Great write up. I am new at day trading and got caught with lack of discipline on managing my risk points and not respecting the ranges of price. Largest setback but this is it. I set hard limits and going to post my progress to maintain accountability to prove to myself.
That’s what front side brings you like you said. Sorry but you all asked for it – I see you guys post your shorts on twtr and having fun nailing the top cent – u and rock, other kids see that and want do the same and that is very hard! I’m always waiting for back side, sure missing a dollar on average but making safe money. I banked short on PBMD from 5.75 backside full size and covered premarket at 4.01, had biggest win of my trading career on it.

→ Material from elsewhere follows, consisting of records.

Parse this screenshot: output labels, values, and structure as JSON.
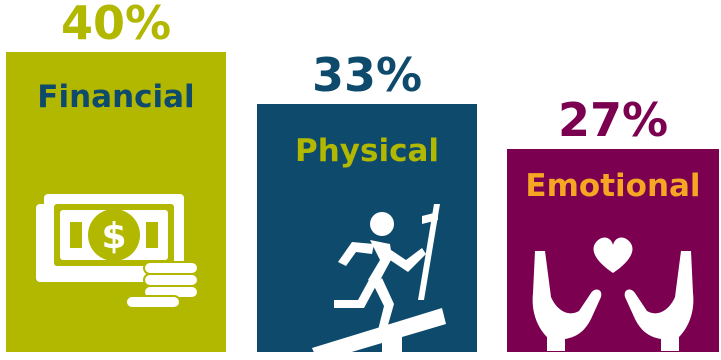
{
  "chart_data": {
    "type": "bar",
    "categories": [
      "Financial",
      "Physical",
      "Emotional"
    ],
    "values": [
      40,
      33,
      27
    ],
    "value_labels": [
      "40%",
      "33%",
      "27%"
    ],
    "unit": "%",
    "bar_colors": [
      "#b2b800",
      "#0d4a6b",
      "#7b0050"
    ],
    "value_label_colors": [
      "#b2b800",
      "#0d4a6b",
      "#7b0050"
    ],
    "category_label_colors": [
      "#0d4a6b",
      "#b2b800",
      "#f5a623"
    ],
    "icons": [
      "money-icon",
      "treadmill-runner-icon",
      "hands-heart-icon"
    ]
  }
}
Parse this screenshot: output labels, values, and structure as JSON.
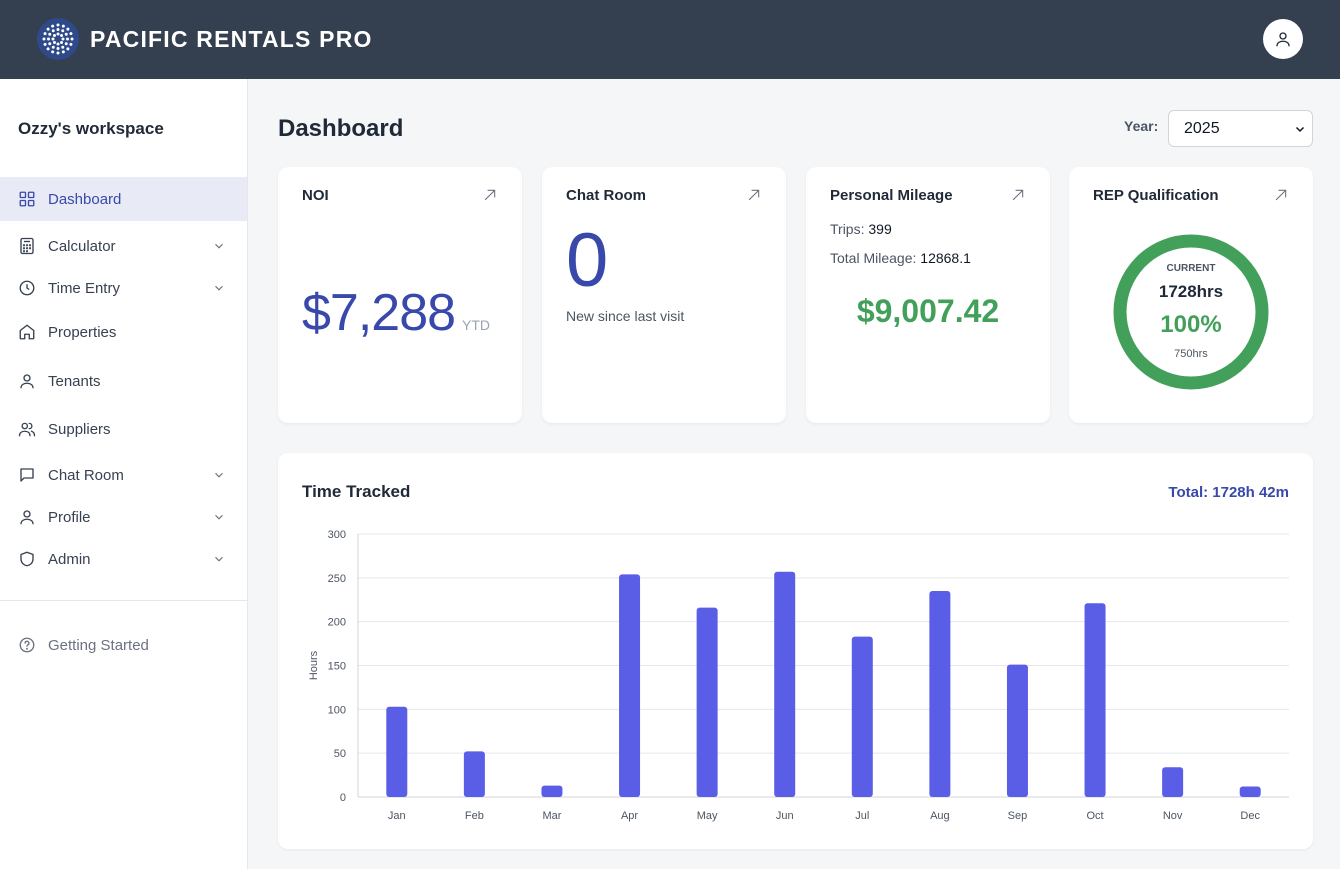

Thanks John !! Great input on you “all asked for it” .. shit happens in trading yes some shorted the day before and WAY before me I didn’t get in until $5s — otherwise had already been short despite warnings against .. it happens and it will happen to you – next time you lose on breaking a rule (which every trader does once and a while, it’s human nature and if you don’t think you’ll ever break a rule you’re only lying to yourself) BUT when it does happen do me a favor, reply here and I’ll tell you that you “asked for it” 😉
Next time maybe you’ll think about your comments a little more clearly, right?
It’s all good, sure I make mistakes too, break rules and have losses, every trader does. I’m just saying that “bragging” with top cent shorting, posting screenshots and “oh you didn’t get top tick, what happened?” lead to it. Don’t get steamy, it’s just the way how I see and understand what “top tick short” movement caused.
We don’t “brag” we joke with one another if and when we nail HOD off by apenny and if you paid even 1% attention to anything I wrote the loss had absolutely NOTHING to do with anything you’ve written.
Thank you for your armchair quaterback approach though !!